From the course: LLM Foundations: Vector Databases for Caching and Retrieval Augmented Generation (RAG)
Managing data in Milvus
From the course: LLM Foundations: Vector Databases for Caching and Retrieval Augmented Generation (RAG)
Managing data in Milvus
One of the key operations with the database is inserting, updating, and deleting data. Let's quickly review the capabilities provided by Milvus in this regard. We will demonstrate them with code examples in the next chapter. So what data management capabilities exist in Milvus? In Milvus, data is stored in collections. Each row or record in a collection is referred to as an entity.

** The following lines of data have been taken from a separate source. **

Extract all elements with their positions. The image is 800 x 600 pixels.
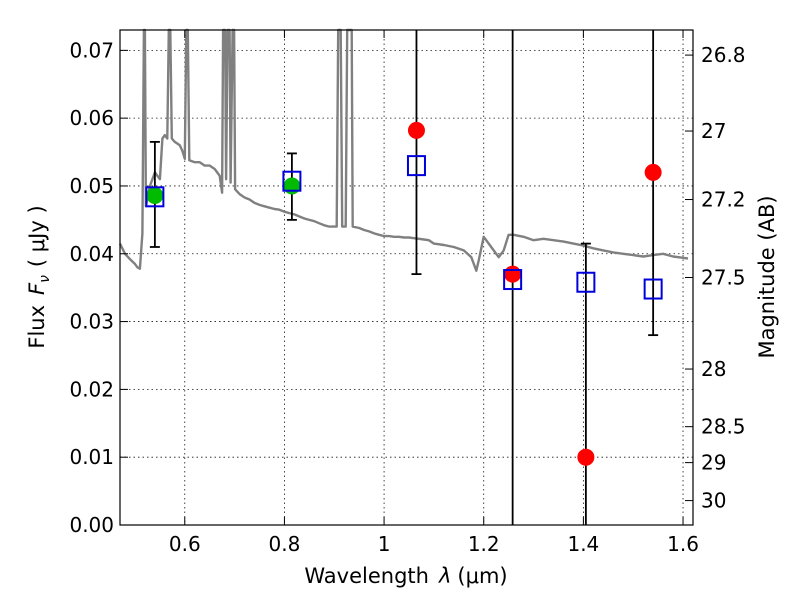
data-point-observed-marginal — [577, 448, 595, 466]
y2-tick-label: 26.8 — [701, 43, 746, 67]
y2-tick-label: 27.5 — [701, 266, 746, 290]
x-tick-label: 1.4 — [567, 532, 599, 556]
y2-axis-title: Magnitude (AB) — [755, 195, 779, 358]
y-tick-label: 0.06 — [69, 106, 114, 130]
data-point-observed-marginal — [644, 163, 662, 181]
y-tick-label: 0.02 — [69, 377, 114, 401]
model-photometry-point — [282, 170, 302, 192]
grid — [120, 30, 693, 525]
data-point-observed-marginal — [504, 265, 522, 283]
model-photometry-point — [406, 155, 426, 177]
y-tick-label: 0.03 — [69, 310, 114, 334]
y2-tick-label: 28.5 — [701, 415, 746, 439]
model-photometry-point — [503, 269, 523, 291]
x-tick-label: 0.6 — [169, 532, 201, 556]
y-tick-label: 0.07 — [69, 38, 114, 62]
y2-tick-label: 30 — [701, 489, 726, 513]
x-tick-label: 1.6 — [667, 532, 699, 556]
y2-tick-label: 27 — [701, 119, 726, 143]
model-photometry-point — [643, 278, 663, 300]
y-tick-label: 0.01 — [69, 445, 114, 469]
data-markers — [145, 121, 663, 466]
x-tick-label: 1 — [378, 532, 391, 556]
y2-tick-label: 29 — [701, 451, 726, 475]
x-axis-title: Wavelength λ (μm) — [304, 564, 507, 588]
model-photometry-point — [576, 271, 596, 293]
error-bars — [149, 30, 659, 525]
y-tick-label: 0.00 — [69, 513, 114, 537]
axis-ticks: 0.6 0.8 1 1.2 1.4 1.6 0.00 0.01 0.02 0.03 0.04 0.05… — [69, 30, 746, 556]
data-point-observed-marginal — [407, 121, 425, 139]
y-axis-title: FluxFν( μJy ) — [25, 205, 53, 348]
y2-tick-label: 27.2 — [701, 188, 746, 212]
x-tick-label: 1.2 — [468, 532, 500, 556]
x-tick-label: 0.8 — [269, 532, 301, 556]
model-spectrum-layer — [118, 28, 689, 272]
model-photometry-point — [145, 186, 165, 208]
y-tick-label: 0.05 — [69, 174, 114, 198]
data-point-observed-detections — [146, 186, 164, 204]
plot-frame — [119, 29, 694, 526]
y-tick-label: 0.04 — [69, 242, 114, 266]
y2-tick-label: 28 — [701, 357, 726, 381]
model-spectrum-line — [118, 28, 689, 272]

We will use entities and rows interchangeably in this course. In addition to inserting a single row of data, Milvus provides the ability to upload data in bulk. This is the most common pattern for data insertion, especially when loading large documents. It is also optimal to insert data in bulk rather than as individual rows. After inserts are done, a flush operation is needed before newly inserted data is indexed based on the indexes created. Milvus automatically flushes data after the pending records reach a specific size after insertion. But if immediate querying is needed, it is recommended to manually trigger the flush operation. Milvus also supports the absurd operation. In this case, if a duplicate record is inserted with the same primary key, the existing record is updated rather than creating a new record. Records can also be deleted using the primary key or a Boolean expression as a filter.